Kültür sanat alanında neler yolunda sizce?

İnsanların kendi çabalarıyla ulaştıkları alanlarda işler yolunda sadece. Özellikle bizim konumumuzdaki ülkelerde devletin sanatı teşvik etmesi sanat açısından olduğu kadar gelişme açısından da çok önemli. Eğitim alanında geri olan ülkelerde sanatın teşvikiyle pek çok konuda farklı bir bakış, bilinç ve vizyon kazandırılabiliyor kişiye. Burada ne yazık ki değil teşvik edilmek mevcut sanat alanlarına insanların erişimleri engelleniyor. Bu aslında bilinçli bir kültür politikası. Bugünün iktidarı, yoz ve tamamen sadece biat eden, sadece kafa sallayan, sorgulamayan bir toplum yaratmak istiyor.

Görüyorum ki özellikle kültür sanat ve eğitim politikaları iç içe düşünülerek kısıtlanıyor, sansürleniyor, sanata ket vuruluyor. Kültür sanat insanları, aydınlanmayı sağlayacak kişiler hedef alınıyor. Susturuluyor. Ne yazık ki Türkiye’nin tarihinde Sabahattin Ali’den bu yana öldürülenler bu alanda çok belirleyici. Tamamı toplumu aydınlatan insanlar. Bu cinayetlerin tamamı cezasız, adaletsiz. Bu da aslında sarmalı bütünleyen yine son derece bilinçli bir tutum.

Özellikle OHAL sonrasındaki kültür-sanat atmosferini nasıl yorumlarsınız?

Aydınlanma devrimi karşıtlığından başladığımız vakit, tarikatlar ve cemaatler üzerinden siyasal İslam anlayışını yerleştirmek isteyen bir iktidarın günden güne el yükselterek eriştiği bir noktada elbette en büyük hedef düşünce ve düşünen toplum. Bu anlamda birey olarak sanatçılar öncelikli olarak nasiplerini alıyorlar sürdürülen baskıcı politikalardan. Çünkü onlar aydınlanmayı sağlayanlar. Çok çeşitli şekillerde bir direniş olarak karşımızdalar. Eğitim yoluyla aktarılamayan toplumsal hafızayı ve pek çok unsuru aktarmayı sağlayan araç sanat olarak duruyor. Bu anlamda hem bireyin hem aracın ortadan kaldırılmasına dair sistemli engeller yaratılıyor. Böyle bir durumla karşı karşıyayız. Bu nedenledir ki bugün de en son geldiğimiz noktada örneğin Aslı Erdoğan’ın, Musa Kart’ın, Necmiye Alpay’ın yaşadığı bu sürdürülen politikada iktidarın farklılaşmadığı ortaya çıkıyor.

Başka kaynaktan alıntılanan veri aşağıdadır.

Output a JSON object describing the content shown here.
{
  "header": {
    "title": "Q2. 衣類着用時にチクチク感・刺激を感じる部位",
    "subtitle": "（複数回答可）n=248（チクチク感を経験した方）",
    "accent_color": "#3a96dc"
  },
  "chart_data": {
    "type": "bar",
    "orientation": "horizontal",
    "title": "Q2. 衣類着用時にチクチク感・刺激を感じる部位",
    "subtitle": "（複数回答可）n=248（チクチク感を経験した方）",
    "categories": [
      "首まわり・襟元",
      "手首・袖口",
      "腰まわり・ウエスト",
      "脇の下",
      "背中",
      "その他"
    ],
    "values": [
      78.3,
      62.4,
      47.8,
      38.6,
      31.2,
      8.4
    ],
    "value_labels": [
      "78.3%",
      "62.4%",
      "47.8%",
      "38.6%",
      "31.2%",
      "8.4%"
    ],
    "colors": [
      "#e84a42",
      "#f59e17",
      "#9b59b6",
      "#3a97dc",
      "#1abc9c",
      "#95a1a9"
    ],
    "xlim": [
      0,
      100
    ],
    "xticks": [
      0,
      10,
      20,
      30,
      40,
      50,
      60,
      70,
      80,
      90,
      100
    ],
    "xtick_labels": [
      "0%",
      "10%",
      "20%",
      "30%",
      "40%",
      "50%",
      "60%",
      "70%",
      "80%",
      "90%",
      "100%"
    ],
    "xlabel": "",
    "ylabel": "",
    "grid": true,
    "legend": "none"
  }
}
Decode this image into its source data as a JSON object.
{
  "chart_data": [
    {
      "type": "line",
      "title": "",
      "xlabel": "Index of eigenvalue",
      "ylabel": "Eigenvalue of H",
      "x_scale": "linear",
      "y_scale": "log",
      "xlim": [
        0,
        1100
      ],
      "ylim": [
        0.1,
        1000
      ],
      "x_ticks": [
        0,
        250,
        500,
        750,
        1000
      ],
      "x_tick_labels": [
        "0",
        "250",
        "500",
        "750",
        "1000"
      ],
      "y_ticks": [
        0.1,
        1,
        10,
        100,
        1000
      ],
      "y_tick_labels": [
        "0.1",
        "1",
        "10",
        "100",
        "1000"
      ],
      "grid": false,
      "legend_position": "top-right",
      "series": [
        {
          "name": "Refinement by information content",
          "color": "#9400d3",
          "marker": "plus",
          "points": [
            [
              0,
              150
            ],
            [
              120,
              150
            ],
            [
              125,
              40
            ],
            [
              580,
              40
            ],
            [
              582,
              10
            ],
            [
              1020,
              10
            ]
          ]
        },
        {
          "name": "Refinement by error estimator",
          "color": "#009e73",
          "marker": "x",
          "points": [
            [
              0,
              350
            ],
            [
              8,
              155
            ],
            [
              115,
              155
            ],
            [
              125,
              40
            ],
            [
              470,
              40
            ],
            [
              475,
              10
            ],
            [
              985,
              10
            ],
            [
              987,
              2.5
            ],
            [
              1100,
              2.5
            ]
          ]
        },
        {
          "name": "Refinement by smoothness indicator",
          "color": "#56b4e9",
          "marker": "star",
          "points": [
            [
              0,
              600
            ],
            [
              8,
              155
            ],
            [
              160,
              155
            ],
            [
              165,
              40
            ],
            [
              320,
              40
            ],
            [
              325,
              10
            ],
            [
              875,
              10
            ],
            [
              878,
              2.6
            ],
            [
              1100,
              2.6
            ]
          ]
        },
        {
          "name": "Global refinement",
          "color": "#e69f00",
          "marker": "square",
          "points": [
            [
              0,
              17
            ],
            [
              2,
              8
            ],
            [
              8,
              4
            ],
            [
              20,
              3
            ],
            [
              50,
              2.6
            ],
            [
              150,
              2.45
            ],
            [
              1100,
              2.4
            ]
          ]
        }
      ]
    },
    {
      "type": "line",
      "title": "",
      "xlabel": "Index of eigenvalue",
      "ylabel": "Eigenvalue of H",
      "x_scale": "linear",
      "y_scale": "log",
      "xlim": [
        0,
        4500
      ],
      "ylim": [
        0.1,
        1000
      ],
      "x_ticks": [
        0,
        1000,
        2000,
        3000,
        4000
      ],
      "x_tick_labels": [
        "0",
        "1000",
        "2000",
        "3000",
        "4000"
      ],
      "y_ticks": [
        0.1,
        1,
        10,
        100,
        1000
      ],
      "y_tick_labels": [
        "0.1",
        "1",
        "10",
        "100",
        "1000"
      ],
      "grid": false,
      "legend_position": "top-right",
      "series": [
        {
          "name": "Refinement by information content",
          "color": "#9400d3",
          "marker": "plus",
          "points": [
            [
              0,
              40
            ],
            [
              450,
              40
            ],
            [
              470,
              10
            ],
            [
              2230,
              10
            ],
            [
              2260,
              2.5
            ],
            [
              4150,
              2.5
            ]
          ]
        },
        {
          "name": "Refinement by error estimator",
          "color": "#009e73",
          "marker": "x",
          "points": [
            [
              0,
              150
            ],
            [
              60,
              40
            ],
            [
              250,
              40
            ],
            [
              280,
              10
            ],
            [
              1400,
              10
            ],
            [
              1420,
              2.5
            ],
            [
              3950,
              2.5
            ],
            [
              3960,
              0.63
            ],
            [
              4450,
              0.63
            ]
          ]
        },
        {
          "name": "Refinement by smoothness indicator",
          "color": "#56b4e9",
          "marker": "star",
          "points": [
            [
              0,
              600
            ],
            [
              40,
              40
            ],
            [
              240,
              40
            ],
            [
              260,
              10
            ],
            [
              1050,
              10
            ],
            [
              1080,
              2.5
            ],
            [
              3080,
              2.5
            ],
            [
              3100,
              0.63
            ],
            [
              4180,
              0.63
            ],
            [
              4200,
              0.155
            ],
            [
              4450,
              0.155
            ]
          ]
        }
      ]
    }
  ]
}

Faili meçhul cinayetler, doğrudan öldürmeler, kitap yasaklamalar, insan yakmalar… Bunların karşısında “Ben yakmadım.” diyerek iktidara gelen bir yapı vardı. Orada elbette iktidarın değil devletin, devamlılığını esas alarak yüzleşmeyi, hesaplaşmayı, adaleti tecelli ettirmesi gereken bir iktidarı sorguluyorduk. Ama bugün “Ben yapmadım,” diyebileceği hiçbir şeyi bırakmamış bir iktidarla karşı karşıyayız.

Oysa; Ülkemizde ilk kez, “sosyal devlette sanat” kavramı, sosyal devlet nitelemesinin, devletin nitelikleri arasında sayıldığı 1961 Anayasasının “Bilim ve Sanat Hürriyeti” başlıklı 21.maddesi ile kullanıldı. Anayasanın 27. Maddesi ise “Bilim ve Sanat Hürriyeti” başlığını taşımakta olup, herkesin, bilim ve sanatı serbestçe öğrenme ve öğretme, açıklama, yayma ve bu alanlarda her türlü araştırma hakkına sahip olduğuna dair bir düzenleme içermekte. Yine Anayasa’nın 64. Maddesi “Devlet, sanat faaliyetlerini ve sanatçıyı korur. Sanat eserlerinin ve sanatçının korunması, değerlendirilmesi, desteklenmesi ve sanat sevgisinin yayılması için gereken tedbirleri alır.” demekte.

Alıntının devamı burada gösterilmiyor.